Things started to change around 1990. Some of us had sobered up and some reasonable people began moving here. We started to see people who actually contributed to Merida, rather than leaching off of it. Adventurers, artists, the intellectually curious, and people with something to offer the local communities started to trickle in. It was the beginning of the revitalization of the Centro and of the northamerican image.
Sadly, the 1990s also brought more organized setups for pedophilia. The internet brought many travelers here, responding to direct solicitations and ads such as “Rent-A-Boy” on Merida websites. As of now, authorities are seriously investigating offendors.
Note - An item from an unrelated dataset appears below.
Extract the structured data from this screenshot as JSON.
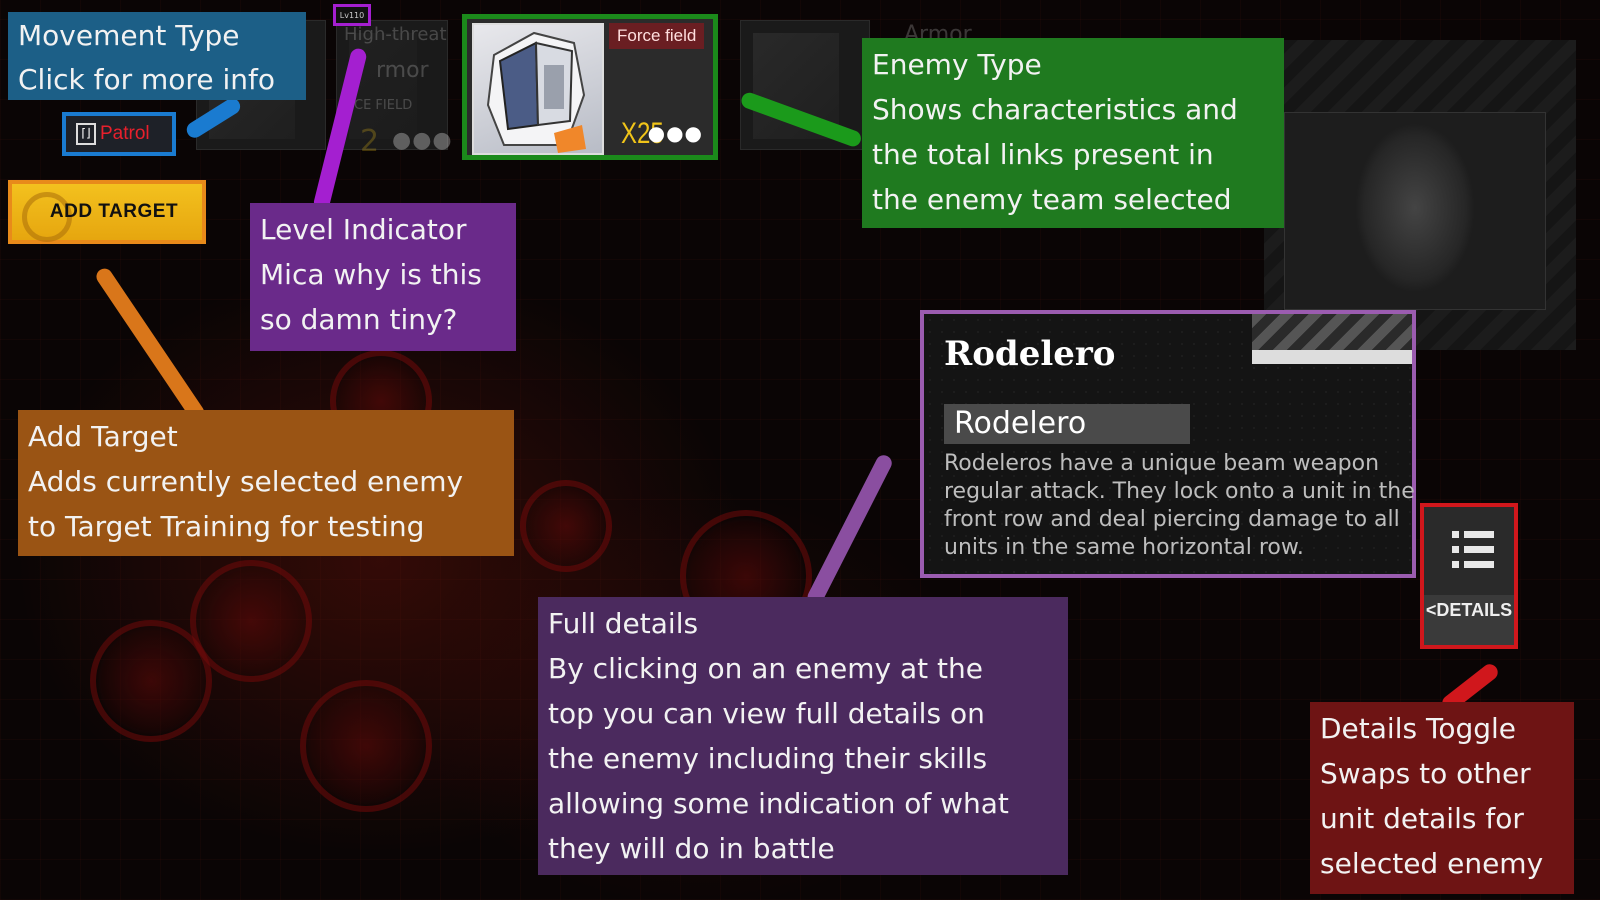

Also in the 90s, Brazos Abiertos was formed. Their primary purpose of this foreigner-run organization, as written on their IRS filing was to support the OASIS AIDS shelter near Merida. More recently, this has resulted in a scandal. BA was a Texas-incoporated non-profit that raised thousands of dollars here, but the money did not reach OASIS, nor was it used to open a clinic, as promised. OASIS, run by a Catholic priest, received a pittance from BA and the clinic never happened at all. BA held grand, glittery fundraising events without benefit of proper permission to act as a non-profit here and when Mexican agencies began questioning the two prinicpals, they bolted, leaving the Yucateco doctor they had hired high and dry. The money is unaccounted for.
Overall, things have definately evolved. Apparently there are 5,000 foreigners living in this beautiful, cultured city of almost a million. Most of us are law abiding and constructive and some aren’t, just like like anyone and anywhere else.
All my photos from that era were taken with film cameras. Lastima.
In memory of the fabulous and outrageous Gina Pappalardo. A good friend and a good soul.
These are my personal memories and not necessarily representative of anything else. Many of these people and places are chronicled in my book, Madrugada, which I will publish online soon.